Berlin, 16.06.2008 18:42 Uhr (redaktion)

Statements zur Frühsommer-Konjunkturumfrage von Martin Wansleben, DIHK-Hauptgeschäftsführer und Volker Treier, DIHK-Chefvolkswirt.

Der Aufschwung zeigt sich bislang erfreulich widerstandsfähig. Nach einem fulminanten ersten Quartal rechnet der DIHK für 2008 insgesamt mit einem Wachstum von 2,3 Prozent. Die Anzahl der Erwerbstätigen erhöht sich in diesem Jahr um 500.000. In den nächsten 12 Monaten verliert der Aufschwung jedoch deutlich an Fahrt. 2009 wird es wohl angesichts dieser Tempoverringerung nur noch für eine „schwache 1“ vor dem Komma reichen.

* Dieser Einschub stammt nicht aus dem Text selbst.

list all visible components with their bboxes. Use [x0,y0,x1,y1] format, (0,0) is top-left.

Der Export war in den letzten vier Jahren die wichtigste Konjunkturstütze. Im Frühsommer 2008 zeigt die IHK-Konjunkturumfrage bei mehr als 20.000 Unternehmen allerdings, dass gerade der Export sich in den nächsten Monaten merklich abkühlt. Der inländische Konsum kann trotz des Beschäftigungsaufbaus diese Lücke nicht füllen. Die zu hohe Mehrwertsteuer, die gestiegenen Öl- und Lebensmittelpreise sowie die kalte Progression machen sich eindeutig bemerkbar. Vor allem die nach wie vor relativ hohen Investitions- und Einstellungspläne der Unternehmen lassen allerdings einen Wachstumseinbruch unwahrscheinlich erscheinen. Dies bestätigen auch die leicht positiven Erwartungen der Banken für das Kredit- und Anlagengeschäft. Sie weisen zugleich daraufhin, dass die Finanzmarktkrise die Finanzierungsspielräume nicht so stark wie vielfach befürchtet einschränkt.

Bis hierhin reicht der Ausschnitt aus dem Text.